Mastektomia drugiej piersi: czy mogę ją wykonać bez zlecenia przez mojego onkologa?
Moja mama zmarła na raka piersi, w związku z czym wykonywałam mammografię od 10 lat. Wyniki nie były niepokojące - zmiany dysplatyczne, torbielki. W 2008 r. wyczułam guzek w prawej piersi. Rósł w szybkim tempie. W USG i mammografii wskazano zmiany jak poprzednio. Chirurg onkolog, opierając się na nich, zalecił kontrolę za pół roku, pomimo wyczuwalnego w badaniu palpacyjnym guza wielkości kurzego jaja. Sygnalizowałam nietypowy przebieg choroby u mojej mamy, dwóch jej sióstr - bez skutku. W 2009 roku ponownie zrobiłam USG i mammografię - wyniki trochę inne, wskazano na cechy retrakcji miąższu.
W końcu lekarz zlecił BAC - wynik podejrzenie raka. Pojechałam do innego lekarza - zlecono biopsję gruboigłową, potwierdzenie rozpoznania. Zmiany były widoczne gołym okiem. Ponieważ stwierdzono, że z całą pewnością węzły są już zajęte, zdecydowałam się na radykalną mastektomię bez wcześniejszej chemioterapii, pomimo, że guz był znacznie większy niż 5 cm. Operacja odbyła się w lipcu 2009 r. Okazało się, że zajętych już było 25 z 28 usuniętych węzłów. Ponadto w 1 na 3 pobrane wycinki sutka poza guzem stwierdzono utkanie raka jak w guzie. Rozpoznanie to: Carcinoma lobulare invasivum pT3,pN3,pMx,LVI0. Wynik Herceptestu negatywny (0), ER+++.

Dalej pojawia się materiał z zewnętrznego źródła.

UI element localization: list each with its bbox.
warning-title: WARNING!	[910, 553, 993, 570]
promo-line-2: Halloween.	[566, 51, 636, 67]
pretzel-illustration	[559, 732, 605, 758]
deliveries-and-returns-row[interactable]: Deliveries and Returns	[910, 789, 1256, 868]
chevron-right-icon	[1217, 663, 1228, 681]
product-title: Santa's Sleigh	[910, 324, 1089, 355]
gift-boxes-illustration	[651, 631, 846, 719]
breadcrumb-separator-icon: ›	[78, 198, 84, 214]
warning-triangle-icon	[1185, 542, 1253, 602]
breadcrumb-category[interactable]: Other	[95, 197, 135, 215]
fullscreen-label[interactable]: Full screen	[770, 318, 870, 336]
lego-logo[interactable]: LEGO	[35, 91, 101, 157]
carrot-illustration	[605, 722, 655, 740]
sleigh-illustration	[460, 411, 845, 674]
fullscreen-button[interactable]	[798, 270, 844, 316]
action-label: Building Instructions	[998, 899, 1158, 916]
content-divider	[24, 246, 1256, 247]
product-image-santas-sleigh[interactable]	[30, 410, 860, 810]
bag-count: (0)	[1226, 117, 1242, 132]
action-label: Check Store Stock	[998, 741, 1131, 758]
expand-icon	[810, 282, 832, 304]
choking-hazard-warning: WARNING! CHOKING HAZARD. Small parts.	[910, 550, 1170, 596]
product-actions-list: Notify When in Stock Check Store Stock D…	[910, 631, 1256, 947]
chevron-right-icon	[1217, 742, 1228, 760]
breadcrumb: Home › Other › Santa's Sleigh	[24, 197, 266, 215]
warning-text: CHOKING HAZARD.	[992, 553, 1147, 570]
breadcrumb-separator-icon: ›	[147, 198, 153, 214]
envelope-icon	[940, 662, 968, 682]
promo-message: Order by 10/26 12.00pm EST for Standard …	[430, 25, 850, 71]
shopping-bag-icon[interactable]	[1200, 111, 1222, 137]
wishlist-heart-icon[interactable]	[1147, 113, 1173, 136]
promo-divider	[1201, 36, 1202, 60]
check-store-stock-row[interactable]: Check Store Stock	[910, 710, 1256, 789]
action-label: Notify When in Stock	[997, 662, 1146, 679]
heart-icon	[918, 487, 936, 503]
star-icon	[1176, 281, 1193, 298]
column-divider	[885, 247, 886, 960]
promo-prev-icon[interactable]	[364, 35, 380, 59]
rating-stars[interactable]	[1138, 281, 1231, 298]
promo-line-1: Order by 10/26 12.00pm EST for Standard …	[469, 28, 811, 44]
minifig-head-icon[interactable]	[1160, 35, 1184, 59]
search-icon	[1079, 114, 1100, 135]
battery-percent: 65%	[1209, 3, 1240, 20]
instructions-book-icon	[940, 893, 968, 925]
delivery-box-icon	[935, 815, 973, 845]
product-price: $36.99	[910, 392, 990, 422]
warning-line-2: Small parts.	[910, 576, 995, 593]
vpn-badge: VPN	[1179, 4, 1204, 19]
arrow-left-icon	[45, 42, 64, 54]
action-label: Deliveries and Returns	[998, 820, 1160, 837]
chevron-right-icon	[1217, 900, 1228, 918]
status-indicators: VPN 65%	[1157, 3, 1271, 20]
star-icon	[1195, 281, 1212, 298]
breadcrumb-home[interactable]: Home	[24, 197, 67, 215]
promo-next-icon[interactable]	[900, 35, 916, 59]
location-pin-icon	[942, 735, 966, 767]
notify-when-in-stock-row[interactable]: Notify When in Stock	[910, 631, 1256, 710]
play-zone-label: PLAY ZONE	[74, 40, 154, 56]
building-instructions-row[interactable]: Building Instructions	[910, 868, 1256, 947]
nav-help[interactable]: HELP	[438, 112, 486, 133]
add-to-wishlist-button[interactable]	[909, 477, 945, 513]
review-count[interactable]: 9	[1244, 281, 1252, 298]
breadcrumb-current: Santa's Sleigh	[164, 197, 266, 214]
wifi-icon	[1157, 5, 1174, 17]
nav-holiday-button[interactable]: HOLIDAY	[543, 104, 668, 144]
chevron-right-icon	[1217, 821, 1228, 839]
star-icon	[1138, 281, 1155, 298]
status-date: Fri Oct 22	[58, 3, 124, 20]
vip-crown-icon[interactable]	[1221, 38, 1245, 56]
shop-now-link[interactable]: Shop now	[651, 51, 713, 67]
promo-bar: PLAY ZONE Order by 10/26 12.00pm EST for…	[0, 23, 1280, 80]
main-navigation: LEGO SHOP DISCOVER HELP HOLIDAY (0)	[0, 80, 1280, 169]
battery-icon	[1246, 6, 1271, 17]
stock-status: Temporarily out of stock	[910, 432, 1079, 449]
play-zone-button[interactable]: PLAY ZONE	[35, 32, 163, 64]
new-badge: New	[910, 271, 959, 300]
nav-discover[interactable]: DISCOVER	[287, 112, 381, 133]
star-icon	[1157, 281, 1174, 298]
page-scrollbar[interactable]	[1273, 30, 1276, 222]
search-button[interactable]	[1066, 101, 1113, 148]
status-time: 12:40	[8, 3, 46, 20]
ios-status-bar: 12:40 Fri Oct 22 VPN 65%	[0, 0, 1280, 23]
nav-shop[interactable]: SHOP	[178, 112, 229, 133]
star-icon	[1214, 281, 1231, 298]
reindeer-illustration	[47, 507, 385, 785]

Dalsze leczenie: chemioterapia 4x AC, 4x PXL, radioterapia, tamoksifen. Po badaniu scyntygrafii kości i tomografii miednicy - podejrzenie przerzutów do kości. Po badaniu PETCT - bez ognisk aktywnej choroby rozrostowej. Badania genetyczne, również te poszerzone nie wykazały obciążeń. Czuję się dobrze, jednak mam obawy, czy w przypadku rozwoju choroby badania kontrolne cokolwiek wykażą skoro mam takie doświadczenia? Chciałabym, żeby mi usunięto drugą pierś, czy to możliwe? Mój onkolog jest sceptyczny, zaleca leki na uspokojenie! Gdzie mogę się zwrócić w tej sprawie i czy muszę mieć od swojego lekarza skierowanie na operację ?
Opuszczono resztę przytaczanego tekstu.